A decade or two ago, I dove deeply into the careers and lives of the young ladies who, in their time, had been member of the celebrated Lydia Thompson troupe of, so-called, British blondes. I wrote up quite a few of them, then published the principal ones in a European scholarly journal, and abandoned the rest of the work.
Then, some years later, I started on a history of burlesque. A factual one was, and is, needed. But I abandoned that too, when a chunk of what I already written was drowned during my computer's encounter with a dish of Dorper Lambjuice.
Today I came upon a photo of a British burlesque beauty who was never a member of the Thompson troupe, but, rather, was promoted instead as a rival to Lydia. In America. Fatally. For her. Which was very unfortunate, for she was indeed one of the best burlesque girls in her home land ... if only she has stayed home, she might have had a happy career and a happy life. But from the moment she left London town ...

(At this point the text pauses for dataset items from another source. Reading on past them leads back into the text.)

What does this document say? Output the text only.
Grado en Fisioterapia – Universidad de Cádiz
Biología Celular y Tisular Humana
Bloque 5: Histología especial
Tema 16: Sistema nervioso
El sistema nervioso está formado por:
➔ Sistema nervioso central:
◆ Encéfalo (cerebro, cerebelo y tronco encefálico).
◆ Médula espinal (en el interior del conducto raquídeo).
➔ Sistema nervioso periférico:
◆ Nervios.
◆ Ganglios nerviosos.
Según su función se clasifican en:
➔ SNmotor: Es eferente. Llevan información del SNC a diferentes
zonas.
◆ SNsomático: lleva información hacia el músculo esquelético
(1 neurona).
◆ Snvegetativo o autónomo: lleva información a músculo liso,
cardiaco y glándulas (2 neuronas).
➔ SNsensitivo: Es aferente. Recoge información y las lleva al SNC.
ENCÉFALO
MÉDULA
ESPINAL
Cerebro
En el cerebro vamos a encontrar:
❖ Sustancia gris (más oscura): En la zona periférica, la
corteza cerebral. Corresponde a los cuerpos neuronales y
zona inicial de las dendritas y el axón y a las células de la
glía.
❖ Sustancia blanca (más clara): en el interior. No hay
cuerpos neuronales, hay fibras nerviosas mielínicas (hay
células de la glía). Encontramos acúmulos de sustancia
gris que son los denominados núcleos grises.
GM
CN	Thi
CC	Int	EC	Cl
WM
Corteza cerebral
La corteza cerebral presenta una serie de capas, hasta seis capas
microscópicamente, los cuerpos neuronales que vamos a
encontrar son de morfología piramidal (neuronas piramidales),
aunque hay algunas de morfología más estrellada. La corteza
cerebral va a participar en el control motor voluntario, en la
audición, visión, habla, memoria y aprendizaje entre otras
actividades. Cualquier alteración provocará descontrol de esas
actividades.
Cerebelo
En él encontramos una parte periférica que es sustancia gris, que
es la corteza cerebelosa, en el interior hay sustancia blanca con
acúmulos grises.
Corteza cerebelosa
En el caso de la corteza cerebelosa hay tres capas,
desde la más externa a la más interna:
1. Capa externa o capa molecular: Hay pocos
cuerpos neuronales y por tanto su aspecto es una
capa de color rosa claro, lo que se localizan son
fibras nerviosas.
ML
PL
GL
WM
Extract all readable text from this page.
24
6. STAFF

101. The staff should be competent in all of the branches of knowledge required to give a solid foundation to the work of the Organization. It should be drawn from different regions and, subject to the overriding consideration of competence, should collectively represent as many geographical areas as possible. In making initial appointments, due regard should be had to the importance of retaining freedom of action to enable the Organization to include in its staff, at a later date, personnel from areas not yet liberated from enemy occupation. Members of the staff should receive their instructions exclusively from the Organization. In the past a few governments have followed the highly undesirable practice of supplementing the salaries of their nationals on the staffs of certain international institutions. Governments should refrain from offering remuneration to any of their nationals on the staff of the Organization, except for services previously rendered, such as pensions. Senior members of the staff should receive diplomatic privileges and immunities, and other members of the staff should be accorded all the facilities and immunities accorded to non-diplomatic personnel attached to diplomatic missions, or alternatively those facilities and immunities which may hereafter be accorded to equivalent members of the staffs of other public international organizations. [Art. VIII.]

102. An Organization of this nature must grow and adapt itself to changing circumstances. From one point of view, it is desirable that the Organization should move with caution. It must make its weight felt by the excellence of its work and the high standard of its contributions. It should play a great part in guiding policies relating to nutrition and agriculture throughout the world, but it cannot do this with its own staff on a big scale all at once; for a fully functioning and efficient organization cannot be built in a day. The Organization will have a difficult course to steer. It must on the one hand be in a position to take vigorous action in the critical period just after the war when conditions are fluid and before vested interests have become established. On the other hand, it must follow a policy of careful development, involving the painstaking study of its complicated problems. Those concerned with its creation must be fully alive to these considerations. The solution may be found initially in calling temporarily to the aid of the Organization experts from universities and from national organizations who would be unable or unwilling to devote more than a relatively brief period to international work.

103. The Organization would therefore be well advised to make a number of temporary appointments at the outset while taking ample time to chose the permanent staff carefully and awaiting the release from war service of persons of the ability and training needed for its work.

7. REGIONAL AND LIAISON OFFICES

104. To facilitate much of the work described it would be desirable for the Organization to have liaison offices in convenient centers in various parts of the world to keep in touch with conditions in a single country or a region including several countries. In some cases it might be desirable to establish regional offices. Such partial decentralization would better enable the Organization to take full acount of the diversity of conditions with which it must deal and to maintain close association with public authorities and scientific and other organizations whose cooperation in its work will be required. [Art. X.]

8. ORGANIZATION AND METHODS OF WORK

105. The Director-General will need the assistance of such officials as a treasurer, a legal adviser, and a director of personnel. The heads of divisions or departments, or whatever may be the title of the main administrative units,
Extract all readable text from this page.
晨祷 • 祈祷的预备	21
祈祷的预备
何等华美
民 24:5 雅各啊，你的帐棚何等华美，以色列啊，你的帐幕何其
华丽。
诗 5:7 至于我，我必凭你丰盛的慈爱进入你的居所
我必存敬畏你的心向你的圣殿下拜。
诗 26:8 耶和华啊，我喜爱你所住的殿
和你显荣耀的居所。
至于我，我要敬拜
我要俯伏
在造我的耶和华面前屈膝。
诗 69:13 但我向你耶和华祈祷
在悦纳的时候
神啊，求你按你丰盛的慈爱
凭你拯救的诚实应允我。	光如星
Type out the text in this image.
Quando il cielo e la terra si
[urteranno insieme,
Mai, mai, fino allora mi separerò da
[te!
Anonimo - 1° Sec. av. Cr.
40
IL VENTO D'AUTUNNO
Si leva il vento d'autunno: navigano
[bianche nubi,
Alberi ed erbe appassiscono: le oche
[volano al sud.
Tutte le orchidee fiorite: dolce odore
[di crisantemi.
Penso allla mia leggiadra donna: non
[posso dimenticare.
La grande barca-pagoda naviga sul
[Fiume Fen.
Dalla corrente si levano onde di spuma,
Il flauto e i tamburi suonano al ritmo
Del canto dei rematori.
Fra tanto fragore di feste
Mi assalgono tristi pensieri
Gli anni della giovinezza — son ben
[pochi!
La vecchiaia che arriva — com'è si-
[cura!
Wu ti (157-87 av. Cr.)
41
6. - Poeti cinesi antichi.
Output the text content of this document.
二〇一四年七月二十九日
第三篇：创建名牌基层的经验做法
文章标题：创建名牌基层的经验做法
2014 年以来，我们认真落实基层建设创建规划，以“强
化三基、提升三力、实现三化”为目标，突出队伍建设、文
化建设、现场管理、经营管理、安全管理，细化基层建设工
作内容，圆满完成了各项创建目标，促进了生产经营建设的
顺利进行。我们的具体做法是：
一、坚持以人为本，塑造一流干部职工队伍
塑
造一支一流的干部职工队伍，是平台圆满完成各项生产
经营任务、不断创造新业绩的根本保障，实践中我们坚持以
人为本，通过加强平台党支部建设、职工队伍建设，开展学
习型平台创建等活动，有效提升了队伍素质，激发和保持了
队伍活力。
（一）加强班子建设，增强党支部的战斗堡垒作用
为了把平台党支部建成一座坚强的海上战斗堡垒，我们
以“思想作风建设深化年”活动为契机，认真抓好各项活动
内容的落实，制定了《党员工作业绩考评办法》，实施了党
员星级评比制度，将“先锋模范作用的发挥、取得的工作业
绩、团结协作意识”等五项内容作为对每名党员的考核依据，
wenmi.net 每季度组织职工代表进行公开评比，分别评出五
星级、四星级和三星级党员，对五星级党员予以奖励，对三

Her name was Elise Holt. Properly Elizabeth Harriet HOLT born 11 July 1847, in St Pancras, the second daughter of one Thomas Holt, who ran a manufactuary of iron bedsteads, and his wife Eleanor or Ellen Ann née Dowdell.
She apparently learned dancing from 'Madame Louise' (Louise MILLER), a former soloist and maîtresse de danse at Drury Lane and at the Italian Opera House, and the teacher of many a good English danseuse, and is said to have made her first stage appearance under her aegis 'at the Surrey'. Well, Mme Louise hada hand in the panto Old King Cole at the Surrey in 1863, and her featured girlie was Miss Celia Reynolds. Miss Reynolds was to become 'Minnie Venn', best remembered as one of the paramours of composer Teddy Solomon. But Elise wasn't there. Perhaps she was, earlier. Now she was at the Victoria, playing in Giselle and the Phantom Night Dancers as a little Cupid, and dancing Harlequina. The role of Giselle was taken by Ada Harland, who would become one of the famous 'original big four' in the Thompson troupe. And a certain 'Miss [Nellie] Farren'. Oddly, Celia/Minnie was billed as 'pupil of Madame Louise', but Elise wasn't. Ah, I see that another source says 'the Surrey Gardens'. Not so easily traceable.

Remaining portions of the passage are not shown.